Towering approximately 640 feet (195 metres) from water to blade tip—enough to eclipse everything in Liverpool’s skyline and all but the tallest buildings in London—each MHI Vestas V164 turbine has the capacity to generate eight megawatts of power. A single blade extends 262-feet (80 metres) and weights 35 tonnes.
They’re the largest commercially-available turbines in the world and are a testament to the progress the wind energy industry has made since the first modern turbines began harnessing power in the ’80s and ’90s.
Dong Energy and its partners officially plugged the 32 new turbines at the Burbo Bank Extension project into the U.K.’s power grid earlier this month. The Danish renewable developer said the expanded facility in Liverpool Bay can power the equivalent of 230,000 homes.
“[The] Burbo Bank Extension showcases the rapid innovation in the offshore wind industry,” Henrik Poulsen, Dong’s CEO, said in a statement. “Less than ten years ago at Burbo Bank, we were the first to install Siemens 3.6MW wind turbines and in this short time, the wind turbines have more than doubled in capacity.
For an even higher-contrast comparison, just one of the new turbines generates more power than the entire output of Dong’s first offshore wind farm, which was completed in 1991 and included 11 separate turbines.
Burbo Bank’s huge new turbines were developed over several years by a Vestas Wind Systems A/S and Mitsubishi Heavy Industries joint venture.
But even as the first eight-megawatt turbines start turning at a commercial wind farm, other manufacturers are looking to match the power output.
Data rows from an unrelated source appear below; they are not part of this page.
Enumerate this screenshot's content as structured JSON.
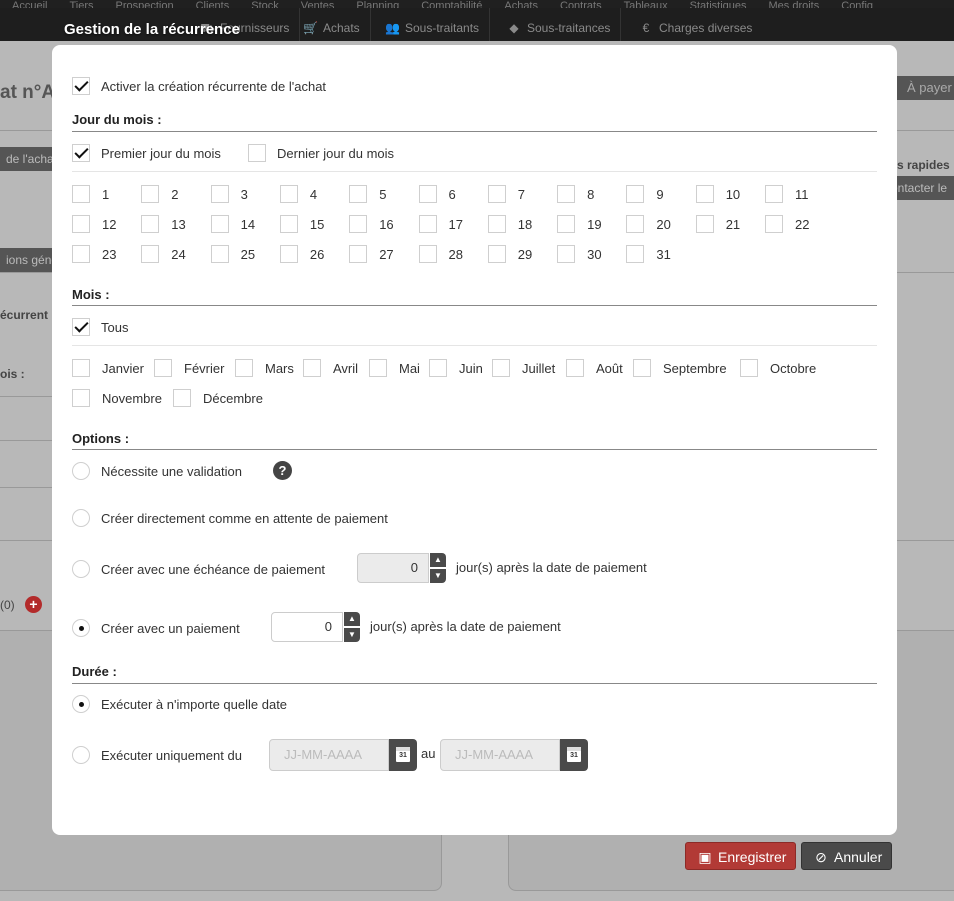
{
  "background": {
    "top_nav": [
      "Accueil",
      "Tiers",
      "Prospection",
      "Clients",
      "Stock",
      "Ventes",
      "Planning",
      "Comptabilité",
      "Achats",
      "Contrats",
      "Tableaux",
      "Statistiques",
      "Mes droits",
      "Config"
    ],
    "sub_tabs": [
      {
        "icon": "truck-icon",
        "glyph": "⛟",
        "label": "Fournisseurs"
      },
      {
        "icon": "cart-icon",
        "glyph": "🛒",
        "label": "Achats"
      },
      {
        "icon": "users-icon",
        "glyph": "👥",
        "label": "Sous-traitants"
      },
      {
        "icon": "tag-icon",
        "glyph": "◆",
        "label": "Sous-traitances"
      },
      {
        "icon": "euro-icon",
        "glyph": "€",
        "label": "Charges diverses"
      }
    ],
    "page_title": "at n°A",
    "right_button": "À payer",
    "tag_achat": "de l'achat",
    "tag_rapides": "s rapides",
    "tag_contacter": "ontacter le",
    "tag_generales": "ions géné",
    "label_recurrence": "écurrent",
    "label_mois": "ois :",
    "count_text": "(0)"
  },
  "modal": {
    "title": "Gestion de la récurrence",
    "activate": {
      "label": "Activer la création récurrente de l'achat",
      "checked": true
    },
    "day_section": {
      "title": "Jour du mois :",
      "first_day": {
        "label": "Premier jour du mois",
        "checked": true
      },
      "last_day": {
        "label": "Dernier jour du mois",
        "checked": false
      },
      "days": [
        "1",
        "2",
        "3",
        "4",
        "5",
        "6",
        "7",
        "8",
        "9",
        "10",
        "11",
        "12",
        "13",
        "14",
        "15",
        "16",
        "17",
        "18",
        "19",
        "20",
        "21",
        "22",
        "23",
        "24",
        "25",
        "26",
        "27",
        "28",
        "29",
        "30",
        "31"
      ]
    },
    "month_section": {
      "title": "Mois :",
      "all": {
        "label": "Tous",
        "checked": true
      },
      "months": [
        "Janvier",
        "Février",
        "Mars",
        "Avril",
        "Mai",
        "Juin",
        "Juillet",
        "Août",
        "Septembre",
        "Octobre",
        "Novembre",
        "Décembre"
      ]
    },
    "options_section": {
      "title": "Options :",
      "validation": {
        "label": "Nécessite une validation",
        "help": "?"
      },
      "waiting": {
        "label": "Créer directement comme en attente de paiement"
      },
      "deadline": {
        "label": "Créer avec une échéance de paiement",
        "value": "0",
        "suffix": "jour(s) après la date de paiement"
      },
      "payment": {
        "label": "Créer avec un paiement",
        "value": "0",
        "suffix": "jour(s) après la date de paiement",
        "selected": true
      }
    },
    "duration_section": {
      "title": "Durée :",
      "any_date": {
        "label": "Exécuter à n'importe quelle date",
        "selected": true
      },
      "range": {
        "label": "Exécuter uniquement du",
        "from_placeholder": "JJ-MM-AAAA",
        "to_label": "au",
        "to_placeholder": "JJ-MM-AAAA",
        "calendar_day": "31"
      }
    }
  },
  "footer": {
    "save_label": "Enregistrer",
    "cancel_label": "Annuler"
  },
  "colors": {
    "save_button": "#b23a36",
    "cancel_button": "#4a4a4a",
    "dark_nav": "#1e1e1e"
  }
}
Last year, Danish rotor blade manufacturer LM Wind Power—which has since been sold to GE—teamed up with French energy company Areva and Spanish turbine maker Gamesa to build a turbine that would produce eight megawatts of power using 288 foot (88-meter) blades. The companies began testing the blades in June and hope to begin producing the turbines commercially in 2018.
Industrial conglomerate Siemens is also invested in the race to supersize turbine technology. The company completed an eight-megawatt turbine prototype in January. It expects to finish testing the new model next year and aims to have it ready for the commercial market by 2019.
Though large individual turbines are more expensive to build, the manufacturers say they ultimately save developers money through generating more power and reducing the amount of electrical infrastructure required. With fewer towers to install, larger turbines can also slash construction time periods for wind farms and cut the cost of service visits.
And with eight megawatts conquered, researchers are looking to go even further.
A team at Sandia National Laboratories, for instance, announced last year it was working on designs for turbines that would more than double the size of the V164 —and more than quintuple its power generating capacity. The researchers are aiming to design a 50-MW turbine with blades twice as long as a football field—about 656 feet (200 metres).
Despite the big energy benefits of building larger turbines, there are limitations on the sky-high hopes. As towers get taller and blades get longer, they also get significantly heavier, creating a constant need for lighter, more durable building materials that’s likely to eventually put a cap on turbines developers’ ambitions.